For some reason, tonight, when we are talking about our disappointing father, I tell my brother about how sometimes when people around me are upset and start yelling, I get furious, almost out-of-control angry. Me! Who is never angry. This happens even if I'm not in any way the target of the yelling, even when the situation is in no way directed at anything to do with me, I lose my cool. I tell him about how I don't know why, but always figure this must be some black hole in me, some damage I can't parse, to have such an irrational response in a situation where I should go out of my way to be calm and placating. And maybe my father is the way he is sometimes in the same way: this helpless compulsive tell, this inherent brokenness. All response; no reason.
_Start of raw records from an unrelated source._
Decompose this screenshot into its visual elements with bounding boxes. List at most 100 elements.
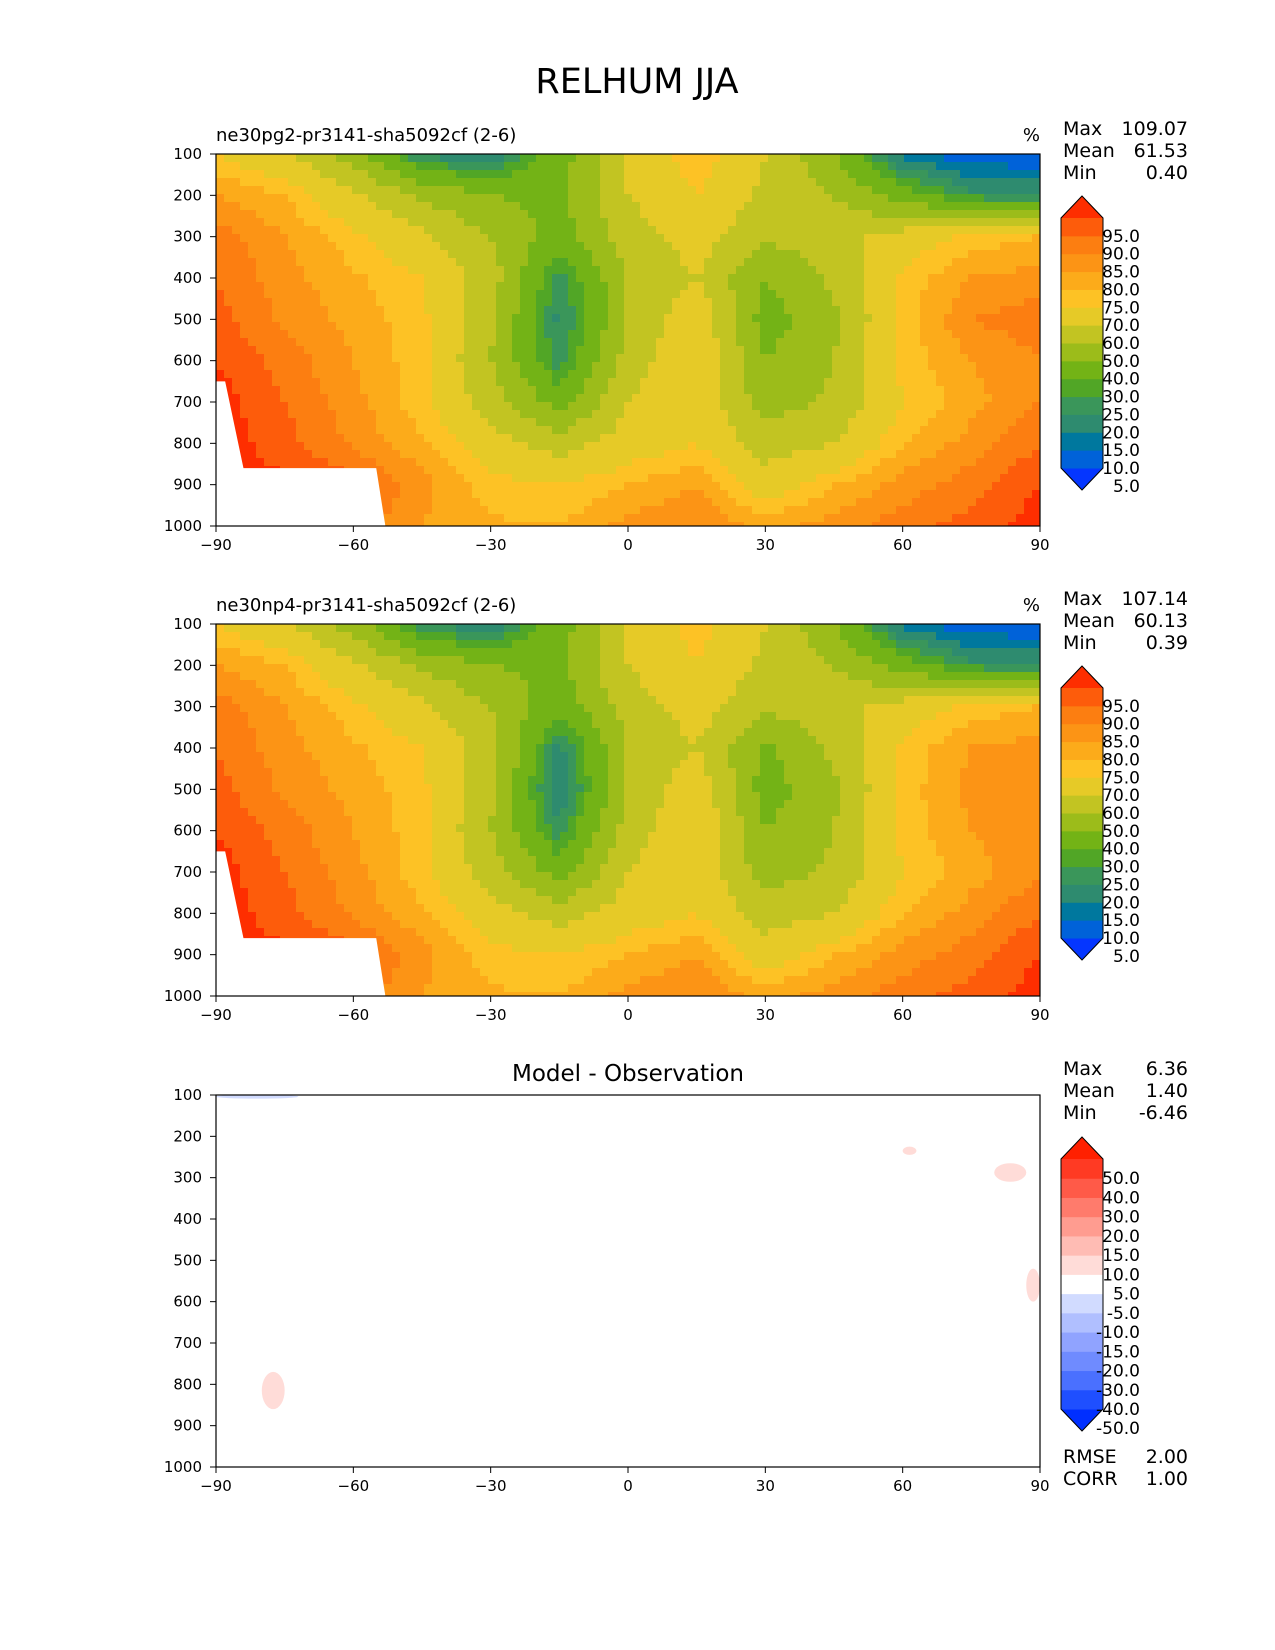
contour-cell bbox=[800, 338, 809, 347]
contour-cell bbox=[800, 498, 809, 507]
contour-cell bbox=[496, 274, 505, 283]
contour-cell bbox=[424, 434, 433, 443]
contour-cell bbox=[304, 178, 313, 187]
contour-cell bbox=[648, 394, 657, 403]
contour-cell bbox=[528, 442, 537, 451]
contour-cell bbox=[960, 466, 969, 475]
contour-cell bbox=[504, 624, 513, 633]
contour-cell bbox=[696, 282, 705, 291]
contour-cell bbox=[376, 242, 385, 251]
contour-cell bbox=[856, 178, 865, 187]
contour-cell bbox=[288, 170, 297, 179]
contour-cell bbox=[632, 322, 641, 331]
contour-cell bbox=[760, 258, 769, 267]
contour-cell bbox=[536, 394, 545, 403]
contour-cell bbox=[488, 162, 497, 171]
contour-cell bbox=[248, 178, 257, 187]
contour-cell bbox=[712, 162, 721, 171]
contour-cell bbox=[816, 282, 825, 291]
contour-cell bbox=[712, 370, 721, 379]
contour-cell bbox=[936, 378, 945, 387]
contour-cell bbox=[648, 234, 657, 243]
contour-cell bbox=[720, 434, 729, 443]
contour-cell bbox=[712, 266, 721, 275]
contour-cell bbox=[928, 154, 937, 163]
contour-cell bbox=[1032, 186, 1040, 195]
contour-cell bbox=[656, 458, 665, 467]
contour-cell bbox=[1016, 378, 1025, 387]
contour-cell bbox=[360, 314, 369, 323]
contour-cell bbox=[512, 458, 521, 467]
contour-cell bbox=[416, 234, 425, 243]
contour-cell bbox=[616, 202, 625, 211]
contour-cell bbox=[328, 378, 337, 387]
contour-cell bbox=[576, 162, 585, 171]
contour-cell bbox=[752, 330, 761, 339]
contour-cell bbox=[648, 418, 657, 427]
contour-cell bbox=[384, 514, 393, 523]
contour-cell bbox=[760, 306, 769, 315]
contour-cell bbox=[664, 162, 673, 171]
contour-cell bbox=[664, 394, 673, 403]
contour-cell bbox=[904, 290, 913, 299]
contour-cell bbox=[880, 370, 889, 379]
contour-cell bbox=[512, 330, 521, 339]
contour-cell bbox=[504, 178, 513, 187]
contour-cell bbox=[392, 458, 401, 467]
contour-cell bbox=[960, 218, 969, 227]
contour-cell bbox=[584, 354, 593, 363]
contour-cell bbox=[632, 274, 641, 283]
contour-cell bbox=[624, 378, 633, 387]
contour-cell bbox=[360, 210, 369, 219]
contour-cell bbox=[456, 458, 465, 467]
contour-cell bbox=[680, 202, 689, 211]
contour-cell bbox=[456, 274, 465, 283]
contour-cell bbox=[984, 394, 993, 403]
contour-cell bbox=[760, 410, 769, 419]
contour-cell bbox=[344, 426, 353, 435]
contour-cell bbox=[656, 490, 665, 499]
contour-cell bbox=[904, 370, 913, 379]
contour-cell bbox=[576, 250, 585, 259]
contour-cell bbox=[584, 434, 593, 443]
contour-cell bbox=[320, 234, 329, 243]
contour-cell bbox=[376, 282, 385, 291]
contour-cell bbox=[744, 202, 753, 211]
contour-cell bbox=[840, 218, 849, 227]
contour-cell bbox=[928, 522, 937, 526]
contour-cell bbox=[472, 514, 481, 523]
contour-cell bbox=[280, 274, 289, 283]
contour-cell bbox=[368, 450, 377, 459]
contour-cell bbox=[696, 418, 705, 427]
contour-cell bbox=[664, 346, 673, 355]
contour-cell bbox=[256, 624, 265, 633]
contour-cell bbox=[824, 498, 833, 507]
contour-cell bbox=[736, 466, 745, 475]
contour-cell bbox=[272, 210, 281, 219]
contour-cell bbox=[432, 498, 441, 507]
contour-cell bbox=[792, 170, 801, 179]
contour-cell bbox=[776, 458, 785, 467]
contour-cell bbox=[608, 186, 617, 195]
contour-cell bbox=[864, 346, 873, 355]
contour-cell bbox=[520, 490, 529, 499]
contour-cell bbox=[280, 226, 289, 235]
contour-cell bbox=[752, 458, 761, 467]
contour-cell bbox=[384, 242, 393, 251]
contour-cell bbox=[888, 458, 897, 467]
contour-cell bbox=[648, 202, 657, 211]
contour-cell bbox=[248, 298, 257, 307]
contour-cell bbox=[704, 186, 713, 195]
contour-cell bbox=[296, 258, 305, 267]
contour-cell bbox=[672, 234, 681, 243]
contour-cell bbox=[688, 274, 697, 283]
contour-cell bbox=[256, 162, 265, 171]
contour-cell bbox=[472, 354, 481, 363]
contour-cell bbox=[768, 386, 777, 395]
contour-cell bbox=[368, 202, 377, 211]
contour-cell bbox=[664, 514, 673, 523]
contour-cell bbox=[944, 450, 953, 459]
contour-cell bbox=[296, 434, 305, 443]
contour-cell bbox=[760, 250, 769, 259]
contour-cell bbox=[464, 370, 473, 379]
We talk more about death, the family, what can be done. We arrive at nothing. We make each other feel better about our own small parts. As I am talking to him, I am barefoot, dragging the trashcan up from the backyard to the curb for pickup. I could hear music when we first said hello, but now the other end is silent, and I think he has probably gone outside like he does when he talks on the phone. There is the sound of our breathing. Neither of us like to talk on the phone and we aren't good at it. Finally, he tells me that he does that too--that thing about the anger reaction. He says even when strangers beep at each other in traffic, it happens to him. That weird rage.

We say goodbye. I promise him we'll talk more when the weekend comes and I know what I'm doing. Maybe, I say, I'll send him a text. He says "I love you, Jess," and then I tell him I love him too, and then we say goodbye again, and then he says I love you again, and I tell him I do too.